O clima sobre a mesa ficou tão tenso quanto no passado e, novamente, Rachel culpava a sua avó, tal como na Califórnia eram seus vícios que davam início as grandes discussões e todos os problemas subsequentes, a avó de Rachel então se levantou, a última coisa que desejava no mundo era ficar vendo os mortos cutucando suas antigas feridas, que nunca se cicatrizavam, ela disse olhando seriamente para Rachel:

__Eu não quero esses simuladores aqui amanhã...

E Rachel contrapôs revoltada:

__E eu não quero suas drogas por aqui também!
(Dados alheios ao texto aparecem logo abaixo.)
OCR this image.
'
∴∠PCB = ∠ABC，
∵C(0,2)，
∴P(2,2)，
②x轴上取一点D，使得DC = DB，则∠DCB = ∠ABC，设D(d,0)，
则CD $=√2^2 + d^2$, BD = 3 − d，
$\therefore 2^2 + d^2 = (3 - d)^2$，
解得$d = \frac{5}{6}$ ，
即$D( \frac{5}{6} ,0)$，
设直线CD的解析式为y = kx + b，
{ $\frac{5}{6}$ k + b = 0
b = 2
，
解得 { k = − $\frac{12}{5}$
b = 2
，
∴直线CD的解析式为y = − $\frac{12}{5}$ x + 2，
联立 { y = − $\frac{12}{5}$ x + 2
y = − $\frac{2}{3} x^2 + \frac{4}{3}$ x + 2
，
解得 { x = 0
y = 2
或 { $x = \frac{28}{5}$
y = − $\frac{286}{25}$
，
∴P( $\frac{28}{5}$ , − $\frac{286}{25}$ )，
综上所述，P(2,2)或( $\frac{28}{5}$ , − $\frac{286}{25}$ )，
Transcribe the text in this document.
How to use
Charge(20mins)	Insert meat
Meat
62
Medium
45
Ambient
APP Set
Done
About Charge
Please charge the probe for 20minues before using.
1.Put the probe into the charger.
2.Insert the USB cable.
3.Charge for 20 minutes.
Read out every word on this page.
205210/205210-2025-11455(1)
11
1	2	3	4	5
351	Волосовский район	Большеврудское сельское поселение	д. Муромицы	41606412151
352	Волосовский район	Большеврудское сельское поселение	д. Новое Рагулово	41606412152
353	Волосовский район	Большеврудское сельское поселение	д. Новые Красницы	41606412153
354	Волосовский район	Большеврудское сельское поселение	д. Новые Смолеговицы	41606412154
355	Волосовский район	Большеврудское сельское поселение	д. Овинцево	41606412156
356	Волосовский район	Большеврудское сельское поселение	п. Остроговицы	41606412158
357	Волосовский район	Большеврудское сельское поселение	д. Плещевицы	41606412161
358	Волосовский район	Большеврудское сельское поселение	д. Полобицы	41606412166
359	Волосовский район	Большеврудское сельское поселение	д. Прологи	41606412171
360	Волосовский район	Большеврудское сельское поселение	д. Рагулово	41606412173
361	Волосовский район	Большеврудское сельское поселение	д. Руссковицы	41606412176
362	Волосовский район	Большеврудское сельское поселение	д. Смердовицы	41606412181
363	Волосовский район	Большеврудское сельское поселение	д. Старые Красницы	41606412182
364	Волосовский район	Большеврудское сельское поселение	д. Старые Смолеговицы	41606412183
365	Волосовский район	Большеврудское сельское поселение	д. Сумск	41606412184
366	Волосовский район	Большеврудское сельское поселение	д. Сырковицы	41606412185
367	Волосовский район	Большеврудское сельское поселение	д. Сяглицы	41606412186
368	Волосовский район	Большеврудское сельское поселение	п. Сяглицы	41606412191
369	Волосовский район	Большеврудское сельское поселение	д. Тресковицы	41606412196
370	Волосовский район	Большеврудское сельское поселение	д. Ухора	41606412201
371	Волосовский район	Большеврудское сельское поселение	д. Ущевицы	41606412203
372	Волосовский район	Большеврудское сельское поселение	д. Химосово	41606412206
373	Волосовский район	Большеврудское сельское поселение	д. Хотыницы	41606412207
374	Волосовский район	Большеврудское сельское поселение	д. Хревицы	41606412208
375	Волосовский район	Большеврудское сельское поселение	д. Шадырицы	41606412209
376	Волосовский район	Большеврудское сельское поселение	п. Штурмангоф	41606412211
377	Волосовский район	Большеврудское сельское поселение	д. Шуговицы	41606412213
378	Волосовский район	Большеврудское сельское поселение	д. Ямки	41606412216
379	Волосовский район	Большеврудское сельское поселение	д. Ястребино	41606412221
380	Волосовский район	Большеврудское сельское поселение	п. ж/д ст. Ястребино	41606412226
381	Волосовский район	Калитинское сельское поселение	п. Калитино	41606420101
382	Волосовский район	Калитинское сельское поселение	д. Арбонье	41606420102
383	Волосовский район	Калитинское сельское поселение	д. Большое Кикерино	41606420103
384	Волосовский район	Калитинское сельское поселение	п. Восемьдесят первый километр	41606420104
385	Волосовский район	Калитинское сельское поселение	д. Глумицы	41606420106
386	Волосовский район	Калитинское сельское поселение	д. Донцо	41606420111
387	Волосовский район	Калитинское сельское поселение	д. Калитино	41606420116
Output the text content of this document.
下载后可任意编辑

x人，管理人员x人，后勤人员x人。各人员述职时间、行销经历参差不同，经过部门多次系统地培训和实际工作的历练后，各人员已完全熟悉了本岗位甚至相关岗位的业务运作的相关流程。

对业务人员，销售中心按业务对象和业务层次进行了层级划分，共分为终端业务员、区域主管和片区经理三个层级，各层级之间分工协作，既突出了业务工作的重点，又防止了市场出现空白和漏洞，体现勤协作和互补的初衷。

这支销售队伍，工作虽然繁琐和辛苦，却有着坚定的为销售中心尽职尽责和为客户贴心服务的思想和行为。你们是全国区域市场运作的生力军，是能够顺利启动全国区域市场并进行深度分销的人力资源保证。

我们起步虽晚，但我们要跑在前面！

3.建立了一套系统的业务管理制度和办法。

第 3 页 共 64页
Dizendo isso recebeu um tapa com força, seu rosto se virou involuntariamente em uma cena dramática, e se tornou rubro e ardente, coberto por um véu de humilhação e impotência... Enquanto isso os hologramas protestavam:

__Velha covarde!

__Mãe, por que você fez isso?

__Deveria mesmo se livrar das suas drogas, deixe a Rachel em paz!

Agora a distraída Nicole tentava entreter o irmão de Rachel, para que ele não visse o desenrolar da discussão.

E a avó de Rachel caminhou para fora da sala de jantar enquanto os hologramas a insultavam, depois daquele natal, Rachel passou a simular suas cenas escondida e seus hologramas passaram a ser sua família de verdade ao longo da adolescência.